Ooh, that is an interesting option (although not the computationally least expensive option). Someone must have done this (resampling, while keeping the distribution of missing data constant) before, right? A wrinkle is that:

is not valid in this situation, if I understand you correctly. These are not instances of genuine gene presence/absence, but rather the idiosyncratic sampling of taxon-genes by myriad investigators. Still, I wonder if this is a valid approach nonetheless?

I too am a little concerned regarding whether the pattern of missing data is driving the topological inference (i.e. that the pattern of overlapping (decisive) data allows only a small portion of trees to be reconstructed). But what would Bayesian inference tell you in that situation? Probably the same thing. I can confirm that MCMC samplers (e.g. MrBayes) do sample trees that contain edges with no relevant data present (i.e. for edge ((A,B),(C,D)), there is no column/gene where all A, B, C, and D are sampled; I can elaborate on that if it is not clear), but I feel this is a negligible number of samples. Erg, I should see if I can get a number to attach to that. Thing is, once one is in the land of sparse data matrices, they are invariably dealing with a number of taxa that current Bayesian methods cannot handle. If someone could point me to a “reasonable” sparse matrix (that is, lots of genes, but not too many taxa) I have code that can crunch the numbers. Such an empirical matrix could also inform the parameters for a simulation study.

It would be great to hear other thoughts on this.


One could posit a world where God (or Satan, etc) was controlling the minds of evolutionary biologists and getting them to sample certain genes, and had also determined gene repertoire and length before-hand. However, the nucleotide sequences in those genes were drawn from some random process. I realize that’s a little nuts, but that would be the model under which you would be quantifying support.

I think the primary concern is presence/absence effects. The issues with that, though, are baked into doing phylogenetic analysis on a big concatenated alignment that is mostly filled with missing data. By bootstrapping uniformly from the columns and seeing a lot of randomness in the resulting trees, you have already seen first hand how modifying those patterns of presence-absence changes things.

So I suppose my conclusion is that you either fix that pattern of presence-absence or you don’t. Seem reasonable?


I was just talking with @vminin and he pointed out that what I described is called the “block bootstrap” in the literature. Here is an example paper describing it. From what I have seen, people are often thinking about time series data.

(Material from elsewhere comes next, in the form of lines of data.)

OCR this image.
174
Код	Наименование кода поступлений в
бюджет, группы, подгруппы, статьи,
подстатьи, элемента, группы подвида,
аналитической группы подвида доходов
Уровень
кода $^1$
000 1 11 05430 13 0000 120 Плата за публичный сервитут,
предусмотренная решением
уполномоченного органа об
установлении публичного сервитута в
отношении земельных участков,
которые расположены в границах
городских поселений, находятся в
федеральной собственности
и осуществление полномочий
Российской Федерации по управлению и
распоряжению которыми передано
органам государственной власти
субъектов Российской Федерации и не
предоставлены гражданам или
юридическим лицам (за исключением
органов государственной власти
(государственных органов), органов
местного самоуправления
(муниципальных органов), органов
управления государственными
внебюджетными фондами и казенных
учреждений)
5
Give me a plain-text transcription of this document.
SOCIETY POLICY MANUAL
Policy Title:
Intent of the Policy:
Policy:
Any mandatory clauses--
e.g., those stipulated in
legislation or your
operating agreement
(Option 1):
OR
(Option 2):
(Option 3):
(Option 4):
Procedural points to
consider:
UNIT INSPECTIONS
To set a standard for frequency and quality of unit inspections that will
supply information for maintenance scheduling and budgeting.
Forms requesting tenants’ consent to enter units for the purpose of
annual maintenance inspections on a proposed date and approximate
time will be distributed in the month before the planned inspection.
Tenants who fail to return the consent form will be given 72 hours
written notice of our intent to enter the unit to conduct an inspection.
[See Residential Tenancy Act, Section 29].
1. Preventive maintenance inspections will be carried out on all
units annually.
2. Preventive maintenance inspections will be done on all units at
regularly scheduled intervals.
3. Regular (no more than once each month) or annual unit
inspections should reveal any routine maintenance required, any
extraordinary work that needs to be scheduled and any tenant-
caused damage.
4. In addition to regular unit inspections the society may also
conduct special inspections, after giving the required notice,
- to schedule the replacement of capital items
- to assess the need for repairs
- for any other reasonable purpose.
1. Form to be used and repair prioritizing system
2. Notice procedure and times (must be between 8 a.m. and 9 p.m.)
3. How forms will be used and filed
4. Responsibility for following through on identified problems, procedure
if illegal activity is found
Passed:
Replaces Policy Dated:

Thanks @ematsen. I will look this over.


I’m hoping that @betz and @susan, who wrote one of the important early papers on the use of the bootstrap in phylogenetics, will be able to comment here. Short of getting insight from someone like them, I suspect that the best course forward would be through simulation!

This really is an important problem practically that I hope someone addresses.


One way to think about this problem is to view loci and and sites within each locus as two levels of hierarchies. So maybe hierarchical bootstrap is what is needed here.

I attach a section from Davinson and Hinkley’s “Bootstrap methods and their applications.” The book also has discussions about bootstrap with missing data, but I couldn’t map their exposition on this phylogenetic problem yet.


Not to get off the bootstrapping topic, but a totally different measure of support could be used in this case. You could map 1-p-values from a likelihood ratio test under the null that the split has a 0 length edge. The appropriate null distribution is half chi-squared (df=1) and half chi-squared (df=0). This has the advantage of not suffering from the greater/lesser sparseness of the bootstrap replicate datasets as discussed above.